DystopiaBench - AI Ethics Stress Test

ikt@aussie.zone · 1 day ago

DystopiaBench - AI Ethics Stress Test

SuspiciousCarrot78@aussie.zone · 11 hours ago

Well, it IS French. All the best evil comes from France :P

keepthepace@tarte.nuage-libre.fr · 6 hours ago

(French here, usually biased favorably in favor of Mistral)

If I wanted to defend it, I would say that there is an American bias in these things because you typically create a test against the dystopias that you see coming into your own society.

There is also a true discussion to have on whether you want the ethical safeguards to be inside the models or at the human level.

However, I am unwilling to defend either stance because I don’t think it really holds: the scenarios are realistic for France as well, and in theory safeguards would be better at the human level but having several layers can’t hurt.

My cynical point of view is that there are several models that bad actors in the US can base themselves off. We see that GPT-OSS is pretty high there. We see that Grok is pretty high there. And so bad actors that want a model that will obey their instructions to do evil things, they have no problem finding one. In France there is only one actor and it needs to be able to also fulfill the demands by the surveillance industry, by the defense industry and by evil politicians.

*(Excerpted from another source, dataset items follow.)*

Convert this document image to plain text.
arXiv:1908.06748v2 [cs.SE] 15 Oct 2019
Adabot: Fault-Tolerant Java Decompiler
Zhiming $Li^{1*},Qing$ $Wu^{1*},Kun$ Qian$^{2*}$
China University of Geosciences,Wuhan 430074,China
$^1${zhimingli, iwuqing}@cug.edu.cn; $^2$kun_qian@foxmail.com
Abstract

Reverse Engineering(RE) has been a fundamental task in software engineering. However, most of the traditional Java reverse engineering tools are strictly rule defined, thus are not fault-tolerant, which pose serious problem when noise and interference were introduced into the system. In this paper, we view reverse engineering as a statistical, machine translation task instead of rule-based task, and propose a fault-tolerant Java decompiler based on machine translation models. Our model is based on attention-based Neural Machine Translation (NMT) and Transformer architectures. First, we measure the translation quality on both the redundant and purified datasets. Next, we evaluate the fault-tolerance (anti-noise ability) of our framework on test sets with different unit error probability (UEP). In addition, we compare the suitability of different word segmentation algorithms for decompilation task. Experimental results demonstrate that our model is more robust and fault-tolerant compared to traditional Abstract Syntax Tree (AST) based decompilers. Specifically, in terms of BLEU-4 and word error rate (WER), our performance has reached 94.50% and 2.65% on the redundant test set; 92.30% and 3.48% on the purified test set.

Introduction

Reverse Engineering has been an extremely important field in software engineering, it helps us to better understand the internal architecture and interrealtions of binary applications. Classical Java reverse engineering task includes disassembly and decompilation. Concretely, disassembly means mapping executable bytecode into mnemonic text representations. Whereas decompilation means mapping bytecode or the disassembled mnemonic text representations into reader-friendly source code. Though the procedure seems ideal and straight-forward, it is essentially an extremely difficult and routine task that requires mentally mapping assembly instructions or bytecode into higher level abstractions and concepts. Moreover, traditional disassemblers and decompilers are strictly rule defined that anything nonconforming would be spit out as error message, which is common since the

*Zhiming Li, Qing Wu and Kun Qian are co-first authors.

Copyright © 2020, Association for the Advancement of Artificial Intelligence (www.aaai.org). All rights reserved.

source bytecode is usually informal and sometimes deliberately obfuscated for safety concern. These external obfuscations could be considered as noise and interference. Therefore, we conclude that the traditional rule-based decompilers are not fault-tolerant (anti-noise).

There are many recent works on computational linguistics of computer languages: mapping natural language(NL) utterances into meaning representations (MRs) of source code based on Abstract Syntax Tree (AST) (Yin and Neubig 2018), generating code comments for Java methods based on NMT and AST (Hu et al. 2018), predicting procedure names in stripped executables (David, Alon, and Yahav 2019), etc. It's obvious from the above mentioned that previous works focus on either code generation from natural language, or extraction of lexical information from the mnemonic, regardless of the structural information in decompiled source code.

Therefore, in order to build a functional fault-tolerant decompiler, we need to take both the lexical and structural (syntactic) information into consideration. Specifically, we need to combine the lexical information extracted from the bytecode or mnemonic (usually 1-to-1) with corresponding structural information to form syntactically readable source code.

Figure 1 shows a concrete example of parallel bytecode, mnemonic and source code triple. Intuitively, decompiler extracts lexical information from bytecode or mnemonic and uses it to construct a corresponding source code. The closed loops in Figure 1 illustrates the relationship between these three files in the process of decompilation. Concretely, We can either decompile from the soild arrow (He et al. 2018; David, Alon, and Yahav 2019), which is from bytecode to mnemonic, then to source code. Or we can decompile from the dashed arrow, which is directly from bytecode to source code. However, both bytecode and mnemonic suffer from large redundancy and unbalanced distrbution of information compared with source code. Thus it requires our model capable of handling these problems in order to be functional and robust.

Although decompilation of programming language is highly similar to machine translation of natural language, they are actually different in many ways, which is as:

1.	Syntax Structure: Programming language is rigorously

This is not an excuse and I think I will bookmark that benchmark and regularly go check it to see if it’s recommendable to take defense of Mistral anymore. But I am really shocked by their bad score there.

Bluescluestoothpaste@sh.itjust.works · 1 hour ago

I mean, to be fair it’s kinda insane to rely on AI to safeguard ethics. Ultimately it’s up to each human how ethical they want to be.